Maybe Matt Stoller has a point after all.
The generally excellent Kevin Drum has a very strange post defending Reagan kicking off his campaign in Philadelphia, MS. As Drum half-concedes several times, it’s an extremely unconvincing argument:
1)I’m not sure what Dukakis doing the (vaguely) same thing proves in the first place. It shows that Dukakis was an inept panderer and Susan Estrich incompetent and not particularly liberal, points that aren’t in any dispute. How it exculpates Reagan, I’m not sure. As for the point that Reagan originally planned to speak at the Urban League, well, given the choice between the two he chose Philadelphia. What does that tell you?
2)The context of the candidate’s civil rights records surely matters.

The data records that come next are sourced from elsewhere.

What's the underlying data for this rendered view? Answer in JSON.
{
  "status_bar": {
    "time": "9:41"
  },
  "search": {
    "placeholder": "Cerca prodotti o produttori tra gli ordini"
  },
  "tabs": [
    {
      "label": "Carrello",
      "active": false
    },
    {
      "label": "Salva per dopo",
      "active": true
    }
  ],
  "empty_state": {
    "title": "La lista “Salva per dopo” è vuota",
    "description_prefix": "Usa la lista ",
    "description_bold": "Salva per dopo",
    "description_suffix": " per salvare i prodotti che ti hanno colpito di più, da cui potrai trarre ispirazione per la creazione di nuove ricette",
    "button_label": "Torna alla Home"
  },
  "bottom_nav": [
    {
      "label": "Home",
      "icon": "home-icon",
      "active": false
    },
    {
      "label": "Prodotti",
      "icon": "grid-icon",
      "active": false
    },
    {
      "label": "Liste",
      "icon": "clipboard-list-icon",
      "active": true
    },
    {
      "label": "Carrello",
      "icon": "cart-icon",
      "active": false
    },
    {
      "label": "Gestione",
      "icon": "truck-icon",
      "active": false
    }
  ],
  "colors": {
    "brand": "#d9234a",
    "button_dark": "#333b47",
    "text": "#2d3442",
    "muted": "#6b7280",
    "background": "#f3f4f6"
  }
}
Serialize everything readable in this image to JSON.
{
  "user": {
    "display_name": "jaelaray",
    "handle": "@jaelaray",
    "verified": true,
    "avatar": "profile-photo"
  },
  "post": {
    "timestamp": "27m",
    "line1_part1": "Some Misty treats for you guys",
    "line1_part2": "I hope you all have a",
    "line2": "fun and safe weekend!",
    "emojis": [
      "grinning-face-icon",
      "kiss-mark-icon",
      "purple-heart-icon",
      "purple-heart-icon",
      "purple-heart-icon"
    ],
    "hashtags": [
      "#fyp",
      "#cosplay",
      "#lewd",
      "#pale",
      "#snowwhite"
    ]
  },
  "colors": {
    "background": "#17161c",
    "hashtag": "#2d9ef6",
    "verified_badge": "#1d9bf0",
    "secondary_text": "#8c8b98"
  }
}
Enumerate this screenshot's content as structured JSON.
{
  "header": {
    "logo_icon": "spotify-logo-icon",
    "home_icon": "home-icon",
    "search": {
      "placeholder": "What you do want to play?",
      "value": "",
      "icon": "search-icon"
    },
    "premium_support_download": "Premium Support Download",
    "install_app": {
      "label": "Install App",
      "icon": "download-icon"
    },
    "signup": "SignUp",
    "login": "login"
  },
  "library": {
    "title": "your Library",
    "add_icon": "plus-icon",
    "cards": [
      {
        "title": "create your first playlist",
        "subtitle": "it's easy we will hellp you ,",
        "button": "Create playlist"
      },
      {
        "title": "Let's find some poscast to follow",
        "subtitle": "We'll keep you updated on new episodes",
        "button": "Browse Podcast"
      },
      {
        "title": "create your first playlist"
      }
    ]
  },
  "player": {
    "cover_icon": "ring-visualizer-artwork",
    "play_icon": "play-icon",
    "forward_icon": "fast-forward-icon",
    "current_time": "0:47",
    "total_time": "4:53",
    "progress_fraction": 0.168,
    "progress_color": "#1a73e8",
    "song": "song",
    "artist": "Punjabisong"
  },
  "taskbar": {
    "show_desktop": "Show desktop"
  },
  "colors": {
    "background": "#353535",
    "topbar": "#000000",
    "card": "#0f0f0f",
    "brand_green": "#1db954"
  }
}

When somebody with an extensive, virtually unbroken record of opposing civil rights goes to the heart of Citizen’s Council terror and talks about “states’ rights,” everybody knows what’s going on. Choosing to speak there doesn’t convey the same message if one is a supporter of civil rights.
3)Drum’s conflation of Reagan and Dukakis’s rhetorical shading is also extremely problematic. To talk only tepidly about racial equality to an all-white Mississippi audience certainly isn’t admirable (see point 1.) However, there’s a big difference between that and openly advocating “states’ rights,” which means “being nostalgic for the time when Mississippi was an apartheid police state.” Everybody shades their rhetoric for different audiences. But there’s a hell of a difference between toning down pro-civil rights rhetoric and openly advocating an anti- civil rights position using code words understood by all.
Given Reagan’s record, I see no reason to presume innocence on his part. Drum’s point, at best, is damning of Dukakis, although the two actions aren’t remotely equivalent. Reagan deserves all the criticism he’s gotten for the appalling symbolism of his opening campaign speech.